Pictures released by NASA show how bright auroras light up the planet's atmosphere.
Uranus' auroras are driven by the same basic processes that cause auroras planet Earth, which are also known as the northern and southern lights.
A spokesperson for NASA has said that auroras is caused by streams of charged particles from various solar winds.
"The planetary ionosphere, and moon volcanism.
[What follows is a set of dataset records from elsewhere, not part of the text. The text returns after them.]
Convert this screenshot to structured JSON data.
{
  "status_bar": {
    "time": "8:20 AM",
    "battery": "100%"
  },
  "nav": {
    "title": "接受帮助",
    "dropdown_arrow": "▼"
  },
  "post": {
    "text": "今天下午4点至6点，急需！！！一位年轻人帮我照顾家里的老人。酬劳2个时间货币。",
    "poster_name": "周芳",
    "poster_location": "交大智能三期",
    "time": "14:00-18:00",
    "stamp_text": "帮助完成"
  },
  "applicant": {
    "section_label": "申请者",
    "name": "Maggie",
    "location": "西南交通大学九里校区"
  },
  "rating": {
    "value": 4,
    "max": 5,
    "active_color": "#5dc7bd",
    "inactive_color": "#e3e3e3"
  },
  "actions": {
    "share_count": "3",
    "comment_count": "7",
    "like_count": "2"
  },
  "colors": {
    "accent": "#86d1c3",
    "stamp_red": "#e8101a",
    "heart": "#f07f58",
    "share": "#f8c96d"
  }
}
They become caught in powerful magnetic fields and are channeled into the upper atmosphere, where their interactions with gas particles, such as oxygen or nitrogen, set off spectacular bursts of light," a spokesperson for NASA wrote in an online statement.
In 2011, NASA and the European Space Agency (ESA) Hubble Space Telescope became the first Earth-based telescope to snap an image of the auroras on Uranus.
In 2012 and 2014, a team led by an astronomer from Paris Observatory took a second look at the auroras, using the ultraviolet capabilities of the Space Telescope Imaging Spectrograph (STIS), which is also installed on Hubble.
They used Hubble to capture their effect on the gas giant and ended up observing the most intense auroras ever seen on the planet. By watching the auroras over time, they collected the first direct evidence that these powerful shimmering regions rotate with the planet.
According to experts at NASA this new data and information will help them to be able to understand more about the planet.